Das Fehlen soziologischer Beiträge zum Thema Freundschaft liegt für Tenbruck demnach in dem Umstand, dass Freundschaft keine offensichtlich relevante gesellschaftliche Relevanz besitzt und aufgrund ihrer Beschaffenheit der soziologischen Analyse nicht zugänglich scheint:

„Ob Menschen Freunde haben oder nicht, das sehen wir als Folge ihrer persönlichen, natürlichen Anlagen, ihres Charakters, ihrer Gefühle, ihrer seelischen Eigenart. Es sieht demnach so aus, als ob eine soziologische Theorie der Freundschaft nicht nur gesellschaftlich unwichtig, sondern überdies auch unmöglich sei.“ (Tenbruck 1964: 436)

Auch Allan (vgl. Allan 1989: 3f) sieht in dem Problem der Individualität einen zentralen Grund für das soziologische Desinteresse am Sujet. Neben einem zweiten Motiv – dem Fehlen einer allgemein gültigen Definition des Freundschaftsbegriffes[2] – identifiziert er vor allem die absente gesellschaftliche Institutionalisierung des Phänomens als Ursache für das kaum vorhandene soziologische Interesse am Thema. Im Gegensatz zu anderen Kulturen wird Freundschaft in unserer modernen Gesellschaft nicht gefeiert, nicht ritualisiert und spielt demnach im öffentlichen Leben keine bedeutende Rolle[3] (vgl. Allan 1989: 4).

Dennoch kann nicht davon ausgegangen werden, dass Freundschaft in unserer gegenwärtigen Gesellschaft „asozial“ passiert, also losgelöst von jeglichem sozialen Kontext und nur aufgrund der Individualität der betroffenen Akteure und Akteurinnen stattfindet (vgl.
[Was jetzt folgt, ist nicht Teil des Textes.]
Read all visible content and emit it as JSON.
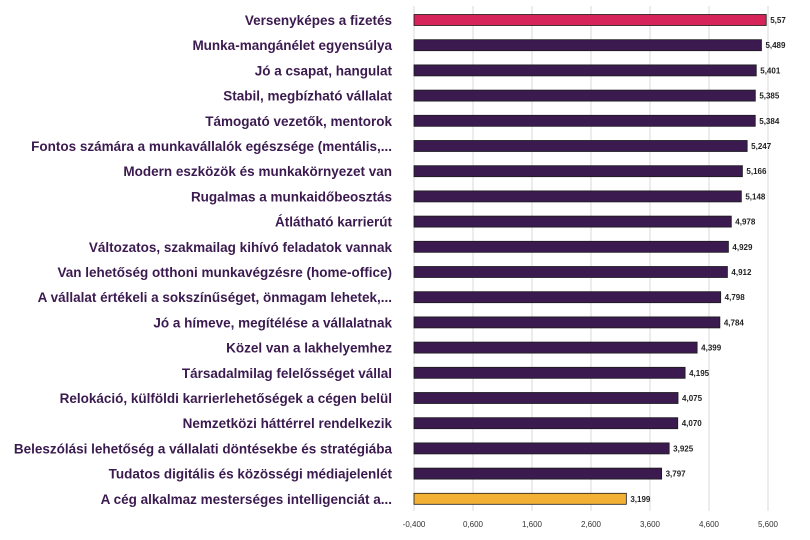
{
  "chart_data": {
    "type": "bar",
    "orientation": "horizontal",
    "categories": [
      "Versenyképes a fizetés",
      "Munka-mangánélet egyensúlya",
      "Jó a csapat, hangulat",
      "Stabil, megbízható vállalat",
      "Támogató vezetők, mentorok",
      "Fontos számára a munkavállalók egészsége (mentális,...",
      "Modern eszközök és munkakörnyezet van",
      "Rugalmas a munkaidőbeosztás",
      "Átlátható karrierút",
      "Változatos, szakmailag kihívó feladatok vannak",
      "Van lehetőség otthoni munkavégzésre (home-office)",
      "A vállalat értékeli a sokszínűséget, önmagam lehetek,...",
      "Jó a hímeve, megítélése a vállalatnak",
      "Közel van a lakhelyemhez",
      "Társadalmilag felelősséget vállal",
      "Relokáció, külföldi karrierlehetőségek a cégen belül",
      "Nemzetközi háttérrel rendelkezik",
      "Beleszólási lehetőség a vállalati döntésekbe és stratégiába",
      "Tudatos digitális és közösségi médiajelenlét",
      "A cég alkalmaz mesterséges intelligenciát a..."
    ],
    "values": [
      5.57,
      5.489,
      5.401,
      5.385,
      5.384,
      5.247,
      5.166,
      5.148,
      4.978,
      4.929,
      4.912,
      4.798,
      4.784,
      4.399,
      4.195,
      4.075,
      4.07,
      3.925,
      3.797,
      3.199
    ],
    "value_labels": [
      "5,57",
      "5,489",
      "5,401",
      "5,385",
      "5,384",
      "5,247",
      "5,166",
      "5,148",
      "4,978",
      "4,929",
      "4,912",
      "4,798",
      "4,784",
      "4,399",
      "4,195",
      "4,075",
      "4,070",
      "3,925",
      "3,797",
      "3,199"
    ],
    "bar_colors": [
      "#d6245a",
      "#3b1a4f",
      "#3b1a4f",
      "#3b1a4f",
      "#3b1a4f",
      "#3b1a4f",
      "#3b1a4f",
      "#3b1a4f",
      "#3b1a4f",
      "#3b1a4f",
      "#3b1a4f",
      "#3b1a4f",
      "#3b1a4f",
      "#3b1a4f",
      "#3b1a4f",
      "#3b1a4f",
      "#3b1a4f",
      "#3b1a4f",
      "#3b1a4f",
      "#f2b134"
    ],
    "xticks": [
      -0.4,
      0.6,
      1.6,
      2.6,
      3.6,
      4.6,
      5.6
    ],
    "xtick_labels": [
      "-0,400",
      "0,600",
      "1,600",
      "2,600",
      "3,600",
      "4,600",
      "5,600"
    ],
    "xlim": [
      -0.4,
      5.6
    ],
    "grid": true,
    "legend": "none",
    "title": ""
  }
}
Allan 1989: 1ff). Vielmehr ist Freundschaft gesellschaftlich bestimmt und leistet ihrerseits wieder einen Beitrag zu „Struktur und Inhalt von Gesellschaft“ (Nötzold-Linden 1994: 219).

So glaubt denn auch Tenbruck in Hinblick auf die soziologische Relevanz des Themas, dass „die Freundschaft, und ganz allgemein persönliche Beziehungen gesellschaftlich wichtig sind und zur Struktur der Gesellschaft gerechnet werden müssen“ (Tenbruck 1964: 436).

2.3 Charakteristika von Freundschaft

Da Freundschaft eine Erscheinung ist, die sich nicht gleichmäßig über Räume und Zeiten verteilt (vgl. Tenbruck 1964: 437ff), in ihrer Ausprägungsform also nicht unabhängig von ihrem sozialen, kulturellen und politischen Entstehungskontext zu verstehen ist, ändern sich „die Bedeutung von Freundschaft, die Gestaltung der Freundschaftsbeziehungen und die Wirkungen auf die Gesellschaft“ (vgl. Neichl 2000: 31), was in Folge eine definitive Beschreibung der Merkmale und Charakteristika von Freundschaft unmöglich und nur aus ihrem Entstehungskontext heraus verstehbar macht.

Doch trotz der Komplexität des Phänomens und der Definitionsvielfalt des Freundschaftsbegriffes lassen sich Gemeinsamkeiten bezüglich spezifischer Merkmalszuschreibungen feststellen (vgl. Härtwig 2004: 2).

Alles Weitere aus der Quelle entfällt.